I find you looking unwell tonight, and your eyes tired. You complain of migraines, vision problems. What do the doctors tell you?

Nothing good, and I hardly like to talk about it. I have migraines that nail me down, hours when the letters dance before my eyes and I must put on my pince-nez just to write my name. An old disease from my youth is eating away at me, you can guess. I sometimes use ether to hold on, to calm that fire in my head. It frightens me, I admit to you alone: at times I no longer recognize myself. But I work anyway, every morning. As long as the sentence stands, I stand with it.

As long as the sentence stands, I stand with it.

You told me of a night when you thought you felt an invisible presence near you. Does this idea haunt you enough to turn it into a book?

It haunts me, yes. Imagine a man alone, in the evening, convinced that a being he cannot see is there, drinking his water, breathing his air, gradually stealing his will. That man is me on some evenings. Reason wavers, and you no longer know whether it is the room that is haunted or the mind. I want to write this one day, in diary form, as close to fear as possible — not the ghost of tales, but the madness that rises from within. You painted the boredom of a woman; I will paint the terror of a man before what he is becoming.
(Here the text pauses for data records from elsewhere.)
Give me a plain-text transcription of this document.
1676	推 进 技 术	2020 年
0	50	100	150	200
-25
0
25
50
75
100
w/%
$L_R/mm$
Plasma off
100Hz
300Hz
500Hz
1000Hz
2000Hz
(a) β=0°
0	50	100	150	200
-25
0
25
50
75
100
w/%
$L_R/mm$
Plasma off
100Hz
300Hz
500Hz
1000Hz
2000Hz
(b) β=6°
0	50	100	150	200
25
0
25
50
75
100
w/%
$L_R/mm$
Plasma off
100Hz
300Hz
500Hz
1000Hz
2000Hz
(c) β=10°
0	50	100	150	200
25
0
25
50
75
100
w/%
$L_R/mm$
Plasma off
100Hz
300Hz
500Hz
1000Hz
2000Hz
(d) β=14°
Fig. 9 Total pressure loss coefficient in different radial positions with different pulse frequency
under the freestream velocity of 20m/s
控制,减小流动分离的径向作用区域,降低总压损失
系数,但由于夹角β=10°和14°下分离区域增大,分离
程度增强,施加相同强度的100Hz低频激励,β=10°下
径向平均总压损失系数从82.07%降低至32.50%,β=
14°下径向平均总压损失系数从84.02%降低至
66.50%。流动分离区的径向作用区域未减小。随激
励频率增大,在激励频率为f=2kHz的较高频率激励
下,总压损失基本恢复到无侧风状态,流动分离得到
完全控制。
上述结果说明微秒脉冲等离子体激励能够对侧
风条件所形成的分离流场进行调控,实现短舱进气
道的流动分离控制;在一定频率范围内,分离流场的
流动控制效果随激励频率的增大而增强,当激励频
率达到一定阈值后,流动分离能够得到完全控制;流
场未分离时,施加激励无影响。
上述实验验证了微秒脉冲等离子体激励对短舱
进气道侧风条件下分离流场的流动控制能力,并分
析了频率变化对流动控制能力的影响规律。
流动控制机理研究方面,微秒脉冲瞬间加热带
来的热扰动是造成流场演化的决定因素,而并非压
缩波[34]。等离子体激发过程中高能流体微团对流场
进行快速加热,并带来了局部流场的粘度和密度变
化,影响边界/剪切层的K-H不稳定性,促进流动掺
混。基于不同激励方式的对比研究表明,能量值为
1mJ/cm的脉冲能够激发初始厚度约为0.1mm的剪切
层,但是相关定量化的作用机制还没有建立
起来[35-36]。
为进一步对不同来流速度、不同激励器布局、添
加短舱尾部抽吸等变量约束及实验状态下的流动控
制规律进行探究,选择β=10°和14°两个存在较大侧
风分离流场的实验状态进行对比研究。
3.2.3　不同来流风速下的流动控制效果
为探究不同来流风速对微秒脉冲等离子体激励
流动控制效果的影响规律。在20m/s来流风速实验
You no longer know whether it is the room that is haunted or the mind.
See the full profile of Guy de Maupassant

This imaginary interview was generated by artificial intelligence from sources documented in Guy de Maupassant's profile. It dramatises what the figure might have said based on what we know about them, but does not constitute attested historical testimony. For primary sources and factual documentation, refer to the full profile.